Derzeit liegt der US-Leitzins - er befindet sich seit dem 27. September 2018 in einer Bandbreite von 2,00 bis 2,25 Prozent - etwa 3,5 Prozentpunkte unterhalb der nominalen BIP-Wachstumsrate. Anders ausgedrückt: Der aktuelle USLeitzins erklärt scheint bereits mehr oder weniger "oben angekommen" zu sein. Vielleicht wird es noch eine oder zwei Zinserhöhungen geben. Auszuschließen ist das nicht. Doch damit wäre dann wohl das Ende der Fahnenstange erreicht, wenn man den voranstehenden Überlegungen folgt.

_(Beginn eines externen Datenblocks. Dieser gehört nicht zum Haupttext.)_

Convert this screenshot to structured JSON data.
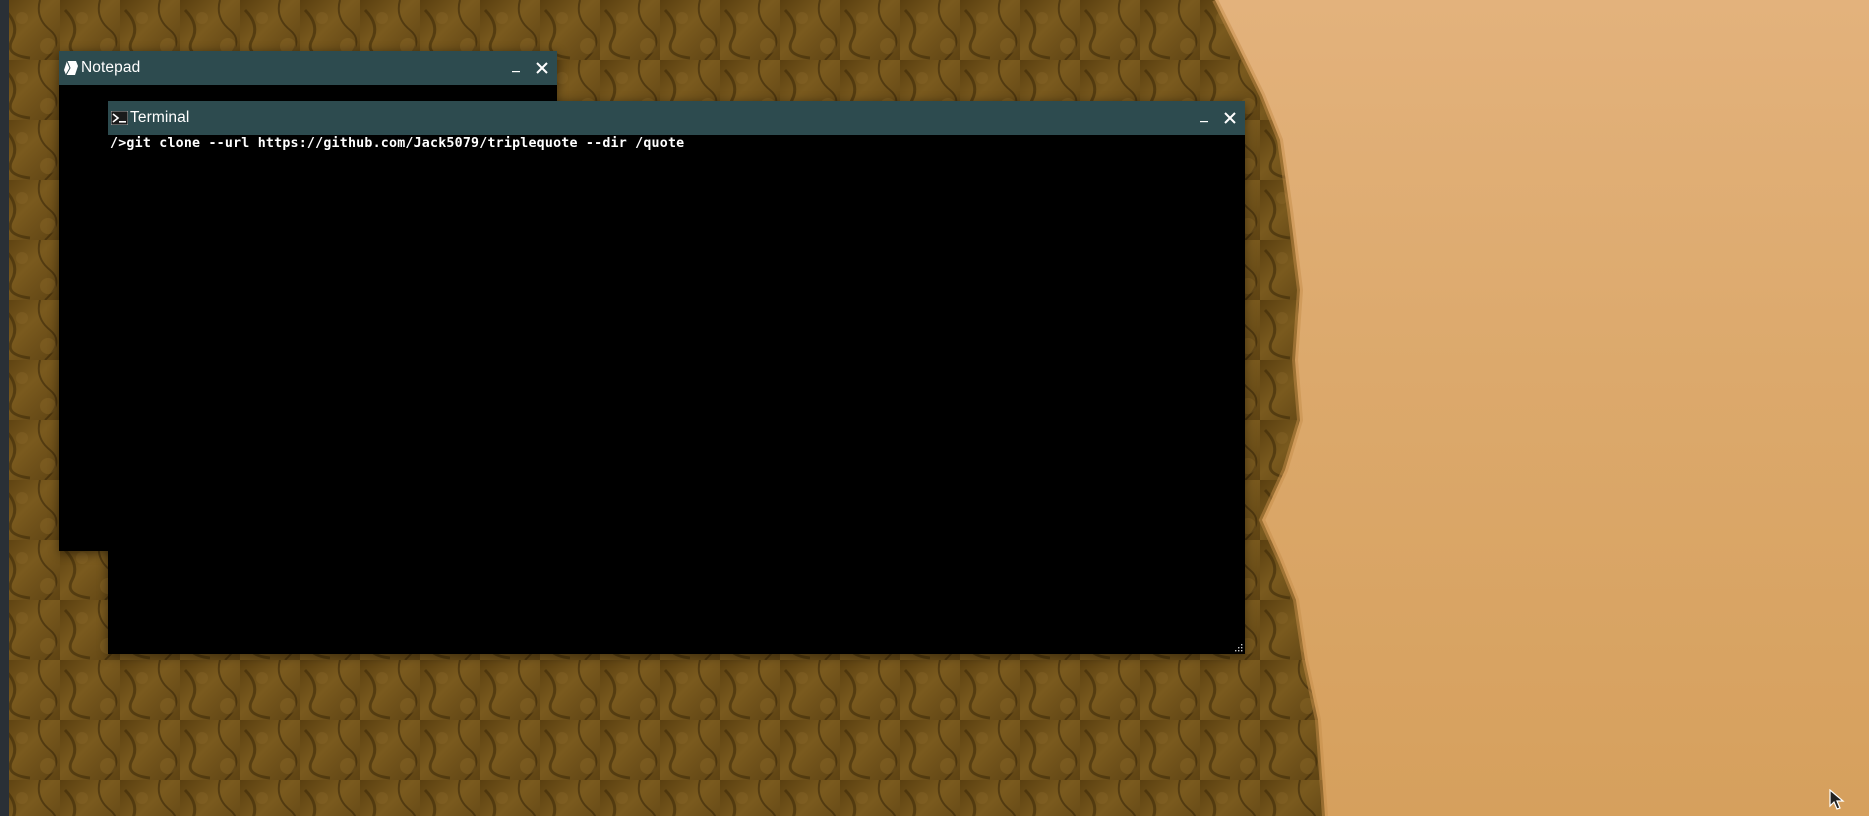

Selbst wenn man zur Schlussfolgerung neigt, die Fed-Zinserhöhungen sind mehr oder weniger vorbei und ein unmittelbar bevorstehender Kollaps des gegenwärtigen Booms ist nicht allzu wahrscheinlich, sollte man sich die Frage nach dem "Negativszenario" stellen. Es besteht darin, dass die Fed überdreht, die Zinsen so weit anzieht (und dadurch die "Zinslücke" schrumpfen lässt), so dass Konjunktur und Finanzmärkte erneut zusammenbrechen. Doch wie wahrscheinlich ist solch ein Szenario? Angesichts der Geschehnisse in 2008/2009 sind die Fed-Räte vermutlich vorsichtig(er) geworden.

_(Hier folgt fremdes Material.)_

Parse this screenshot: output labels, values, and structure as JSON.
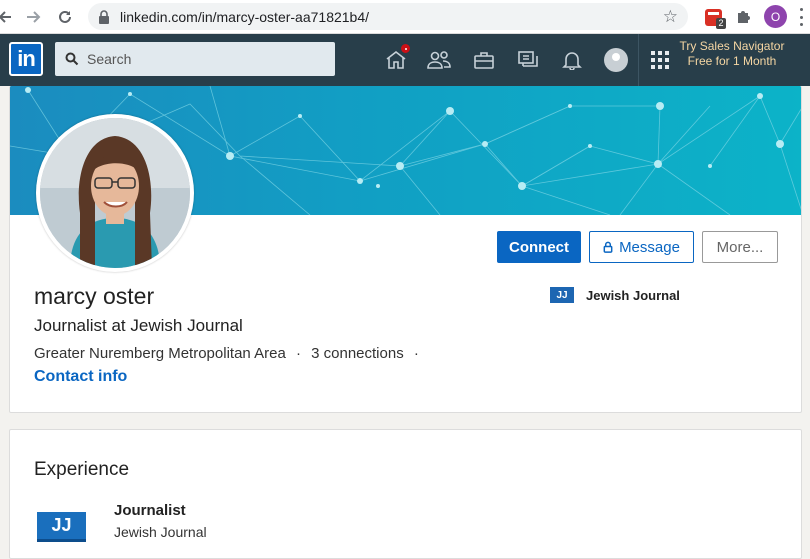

Nach dem Motto: "Besser die Konjunktur läuft und die Inflation fällt etwas höher aus als gewünscht, als dass wir die Zinsen zu stark anheben und die Wirtschaft abwürgen". Sollte sich diese Einschätzung als treffend erweisen, dann bliebe die Fed ihrer expansiven Geldpolitik treu - und scheut sich, den Zins auf ein "normales Niveau" zurückzuführen, also auf ein Niveau, das mehr oder weniger dem jährlichen Wachstum des nominalen US-Bruttoinlandsproduktes (und damit derzeit ungefähr 5 Prozentpunkte) entspricht. Der künstlich niedrige Zins sorgt natürlich für weitere Fehlinvestitionen, die die Systemrisiken erhöhen.


Gold in Warteposition

Die Aussicht auf eine weiterhin expansive Geldpolitik (also auf ein Fortbestehen der "Zinslücke") könnte auch eine Erklärung für den Goldpreisanstieg seit Anfang des 21. Jahrhunderts sein (Abb. 4 a): Spätestens nach der "New Economy"-Krise haben die Investoren erkannt, dass die Fed auf einen expansiven, einen inflationären Kurs eingeschwenkt ist, den sie nicht mehr verlassen kann, den sie nicht mehr verlassen will. (Die kurze Episode Q4 2008 bis Q3 2009 kann in diesem Zusammenhang als "Ausreißer" interpretiert werden.) Gold wurde attraktiv.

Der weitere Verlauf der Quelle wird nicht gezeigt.